Butterball, a Garner-based poultry producer, is suing PLD Logistics in federal court. Butterball says the company failed to pay third party carriers it had arranged to transport Butterball’s shipments. Butterball, which has received more than $75,000 in demands from the third party carriers, is requesting payment for damages and indemnity from future demands.
More than 110,000 North Carolina residents sought unemployment benefits last week, compared with a typical average of 3,000, Gov. Roy Cooper said. The state has $3.8 billion in its unemployment trust fund, enough to get through three months, Cooper said March 17. People who lose their jobs or have hours reduced due to the coronavirus are eligible for benefits.
Governor Roy Cooper extended the closure of public schools until May 15 to prevent further spread of the coronavirus. In his executive order yesterday, Cooper required closures of gyms, hair and nail salons, barber shops, movie theaters, entertainment facilities, and banning mass gatherings of more than 50 people. The order will go into effect at 5 p.m. Wednesday.
Durham-based Horvath Associates filed a rezoning request to allow for up to 334 homes near Leesville Road in Durham, north of Brier Creek. The proposed project is situated on 107 acres and would include single-family and townhomes. The site is made up of 11 parcels owned by a collection of Durham individuals and families. Horvath Associates filed the application on behalf of property owners and is providing planning and engineering services. A developer wasn’t listed.

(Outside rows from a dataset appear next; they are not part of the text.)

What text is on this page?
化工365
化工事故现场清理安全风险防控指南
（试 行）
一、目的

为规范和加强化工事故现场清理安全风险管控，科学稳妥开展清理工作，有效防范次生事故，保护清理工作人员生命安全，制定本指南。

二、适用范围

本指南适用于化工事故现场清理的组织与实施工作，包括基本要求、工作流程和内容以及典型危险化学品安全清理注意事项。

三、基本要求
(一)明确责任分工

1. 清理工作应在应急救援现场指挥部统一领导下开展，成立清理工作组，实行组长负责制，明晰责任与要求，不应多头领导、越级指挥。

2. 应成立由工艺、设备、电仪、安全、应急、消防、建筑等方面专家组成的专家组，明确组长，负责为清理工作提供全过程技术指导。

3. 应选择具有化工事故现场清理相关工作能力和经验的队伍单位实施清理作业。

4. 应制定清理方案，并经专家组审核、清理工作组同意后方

IT job openings held steady in February with more than 30,000 open positions across the state, according to a monthly report released by the NC Technology Association. The number of openings between January and February declined by 190 positions, according to NC TECH. The state’s IT openings have ranged from 27,000 positions to more than 33,000 over the past 13 months. February’s figures don’t include the impact of the coronavirus, and its impact is unclear, NC TECH CEO Brooks Raiford says.

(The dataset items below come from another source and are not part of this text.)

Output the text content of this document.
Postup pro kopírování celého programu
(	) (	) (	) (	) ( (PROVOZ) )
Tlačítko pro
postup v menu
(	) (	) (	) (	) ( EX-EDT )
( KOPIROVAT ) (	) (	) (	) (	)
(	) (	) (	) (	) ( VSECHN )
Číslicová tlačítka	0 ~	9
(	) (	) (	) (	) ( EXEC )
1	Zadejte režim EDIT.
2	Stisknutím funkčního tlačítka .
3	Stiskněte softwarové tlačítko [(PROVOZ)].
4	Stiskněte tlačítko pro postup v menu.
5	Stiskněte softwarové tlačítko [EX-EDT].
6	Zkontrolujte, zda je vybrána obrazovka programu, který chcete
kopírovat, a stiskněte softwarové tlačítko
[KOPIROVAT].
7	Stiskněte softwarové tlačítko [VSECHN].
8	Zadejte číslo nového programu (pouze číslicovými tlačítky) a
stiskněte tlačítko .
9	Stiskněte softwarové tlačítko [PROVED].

The 93-acre Cherryville Business Park in Gaston County secured its first project, subject to public approval. An undisclosed company plans to purchase 55 acres of the site for $1.4 million and will invest $13.1 million to construct a “technical training” facility for the energy sector over multiple phases. County documents say the plan will create 23 full-time jobs with average wages of $82,333, more than double the Gaston County average.
More than 83,000 unemployment claims were filed in North Carolina between last Monday and early Saturday, a much higher rate than the typical 3,500 claims in recent months. Coronavirus was cited as the cause on 85% of claims, according to state officials. The job losses are coming from resorts, airlines and restaurants across the state that have been impacted by the coronavirus and state of emergency declarations.

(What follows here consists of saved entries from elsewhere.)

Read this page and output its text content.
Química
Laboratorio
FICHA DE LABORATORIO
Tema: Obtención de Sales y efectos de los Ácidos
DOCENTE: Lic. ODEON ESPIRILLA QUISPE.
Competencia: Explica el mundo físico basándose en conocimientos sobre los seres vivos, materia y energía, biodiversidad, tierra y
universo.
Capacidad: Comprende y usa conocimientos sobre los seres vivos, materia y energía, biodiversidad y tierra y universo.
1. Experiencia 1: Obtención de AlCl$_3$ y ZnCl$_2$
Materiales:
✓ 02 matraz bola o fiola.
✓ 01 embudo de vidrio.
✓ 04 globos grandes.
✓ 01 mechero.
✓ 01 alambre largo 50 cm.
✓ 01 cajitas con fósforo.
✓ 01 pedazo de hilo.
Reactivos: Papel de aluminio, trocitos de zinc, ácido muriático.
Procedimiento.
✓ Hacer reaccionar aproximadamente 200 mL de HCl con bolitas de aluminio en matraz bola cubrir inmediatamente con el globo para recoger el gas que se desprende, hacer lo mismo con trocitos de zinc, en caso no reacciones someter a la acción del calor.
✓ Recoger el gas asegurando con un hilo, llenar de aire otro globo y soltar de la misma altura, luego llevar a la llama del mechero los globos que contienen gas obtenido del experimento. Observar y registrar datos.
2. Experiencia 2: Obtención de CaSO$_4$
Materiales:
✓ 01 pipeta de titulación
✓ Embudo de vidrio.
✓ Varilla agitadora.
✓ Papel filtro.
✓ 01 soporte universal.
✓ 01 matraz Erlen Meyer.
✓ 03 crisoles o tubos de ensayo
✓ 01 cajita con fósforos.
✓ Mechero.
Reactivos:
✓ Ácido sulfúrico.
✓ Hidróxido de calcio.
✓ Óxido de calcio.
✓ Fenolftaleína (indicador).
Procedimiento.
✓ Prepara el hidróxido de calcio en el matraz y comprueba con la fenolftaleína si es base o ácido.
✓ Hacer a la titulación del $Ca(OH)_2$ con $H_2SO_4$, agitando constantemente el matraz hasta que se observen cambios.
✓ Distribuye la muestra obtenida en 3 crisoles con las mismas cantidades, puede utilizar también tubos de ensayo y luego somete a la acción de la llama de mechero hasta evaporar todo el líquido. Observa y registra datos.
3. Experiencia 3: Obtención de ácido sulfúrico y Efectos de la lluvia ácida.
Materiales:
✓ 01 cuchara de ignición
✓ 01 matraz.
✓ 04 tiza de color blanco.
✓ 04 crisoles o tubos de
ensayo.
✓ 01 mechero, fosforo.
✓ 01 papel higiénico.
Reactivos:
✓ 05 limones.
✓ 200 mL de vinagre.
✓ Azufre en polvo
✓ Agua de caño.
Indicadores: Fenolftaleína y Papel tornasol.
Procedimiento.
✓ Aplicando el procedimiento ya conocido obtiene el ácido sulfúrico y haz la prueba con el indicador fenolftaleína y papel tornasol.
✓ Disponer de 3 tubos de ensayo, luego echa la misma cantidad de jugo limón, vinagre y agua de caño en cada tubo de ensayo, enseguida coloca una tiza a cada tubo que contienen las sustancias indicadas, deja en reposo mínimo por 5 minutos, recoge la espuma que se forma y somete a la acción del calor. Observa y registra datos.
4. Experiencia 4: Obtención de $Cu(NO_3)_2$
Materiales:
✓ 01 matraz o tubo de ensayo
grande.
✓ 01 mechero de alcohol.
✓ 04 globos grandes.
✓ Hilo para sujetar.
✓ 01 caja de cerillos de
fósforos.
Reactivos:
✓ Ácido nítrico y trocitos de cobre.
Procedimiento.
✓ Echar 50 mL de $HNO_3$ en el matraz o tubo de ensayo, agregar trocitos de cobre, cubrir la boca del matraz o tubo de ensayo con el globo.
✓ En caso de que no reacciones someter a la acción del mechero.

Armada Hoffler Properties is delaying the development of its long-awaited Ten Tryon project in downtown Charlotte due to uncertainty over the coronavirus pandemic. The company has partnered with Charlotte developer David Furman on a 15-story office building to house a Fortune 100 company and a Publix grocery store but will have to wait “until economic conditions normalize.” Armada Hoffler purchased the site for $10.5 million in January, and Publix signed a lease for the project in December.